A response to Shaker’s “This is Miro” here: http://sites.duke.edu/wcwp/capturing-the-game/players/this-is-miro/
I love the style of this piece. It begins with small glimpses and snapshots of Miroslav Klose’s early career, sprinkled with detail to set a scene before pulling it away in the next paragraph. Each repetition of “This is Miro” was like a rhythmic cadence, stringing together the many pieces of his career. At first we hear only of disappointment and defeat. A player so promising, yet never delivering, seemed to be Miro’s story. Failure after failure, Shaker builds up pace with his writing. As the reader, we have now experienced the bitter taste of defeat just like Miro has. But with each “This is Miro”, we grow hopeful. Surely he cannot fail again. Surely it will finally be his time to succeed. And at long last, in the closing paragraphs, as the sentences grow shorter and faster, we speed to the end: “This is Miro, World Cup Champion.” At long last, Miro achieves what has been so elusive all his life. As the reader, we are able to experience that joy with him, because as readers, we’ve taken that same journey.

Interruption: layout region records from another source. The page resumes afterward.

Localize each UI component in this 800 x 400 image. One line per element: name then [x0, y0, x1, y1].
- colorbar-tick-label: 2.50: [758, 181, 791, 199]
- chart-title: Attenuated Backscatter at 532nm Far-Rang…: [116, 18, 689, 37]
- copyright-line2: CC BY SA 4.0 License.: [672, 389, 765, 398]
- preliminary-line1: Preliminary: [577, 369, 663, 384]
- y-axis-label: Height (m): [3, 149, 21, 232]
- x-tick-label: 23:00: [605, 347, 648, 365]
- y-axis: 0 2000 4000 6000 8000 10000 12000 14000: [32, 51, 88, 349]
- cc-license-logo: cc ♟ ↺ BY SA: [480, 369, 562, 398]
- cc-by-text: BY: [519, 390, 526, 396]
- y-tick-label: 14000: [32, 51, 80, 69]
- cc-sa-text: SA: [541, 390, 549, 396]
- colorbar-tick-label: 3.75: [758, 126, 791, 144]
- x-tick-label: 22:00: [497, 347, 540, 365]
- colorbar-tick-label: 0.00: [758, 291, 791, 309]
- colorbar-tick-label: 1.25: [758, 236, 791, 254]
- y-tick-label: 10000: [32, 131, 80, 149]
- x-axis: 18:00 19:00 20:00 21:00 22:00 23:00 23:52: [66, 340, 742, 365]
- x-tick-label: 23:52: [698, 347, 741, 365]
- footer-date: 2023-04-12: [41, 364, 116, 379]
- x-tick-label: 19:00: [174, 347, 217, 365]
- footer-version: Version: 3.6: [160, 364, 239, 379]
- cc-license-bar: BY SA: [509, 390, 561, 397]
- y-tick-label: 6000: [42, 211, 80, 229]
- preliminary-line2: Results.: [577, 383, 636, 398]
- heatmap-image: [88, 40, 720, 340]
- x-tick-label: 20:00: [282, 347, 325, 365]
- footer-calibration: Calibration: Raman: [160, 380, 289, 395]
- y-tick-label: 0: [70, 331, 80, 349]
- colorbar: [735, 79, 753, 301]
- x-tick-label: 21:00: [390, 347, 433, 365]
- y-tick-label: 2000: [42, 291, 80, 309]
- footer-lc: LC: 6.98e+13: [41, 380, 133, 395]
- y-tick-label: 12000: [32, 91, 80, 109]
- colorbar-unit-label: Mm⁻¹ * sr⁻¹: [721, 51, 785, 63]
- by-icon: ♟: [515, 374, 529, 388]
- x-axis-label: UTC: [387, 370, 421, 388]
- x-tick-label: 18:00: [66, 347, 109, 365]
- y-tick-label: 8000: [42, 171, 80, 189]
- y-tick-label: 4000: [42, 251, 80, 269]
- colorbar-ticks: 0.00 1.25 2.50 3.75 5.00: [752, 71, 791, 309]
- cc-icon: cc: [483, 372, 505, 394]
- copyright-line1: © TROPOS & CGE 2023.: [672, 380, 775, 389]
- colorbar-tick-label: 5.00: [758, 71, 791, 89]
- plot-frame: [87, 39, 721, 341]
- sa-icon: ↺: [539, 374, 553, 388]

The way Shaker crafts this telling of Miro’s career is captivating and elegant. He effectively utilizes repetition to punctuate each stage of Miro’s career, and I thoroughly enjoyed reading it.
Miroslav Klose was actually one of the very few soccer players I knew by name (along with players like Ronaldo, Messi, Ronaldinho, Kaka, Wayne Rooney, etc.) I loved playing as Germany in FIFA for their speed and ability to finish the ball, and Klose always ended up being the guy I used to finish my crosses. I quickly learned that this was actually his forte on the real pitch, known for his “godlike” headers. I think this was FIFA 10 or something, because by the next time I played a new FIFA game, Klose was on the bench. I had never known his story, his struggle with international play, the elusive World Cup title, or any of his characteristics as a person and as a player. This piece really gave me a new perspective on Klose, a man I used to think had success come easy for him.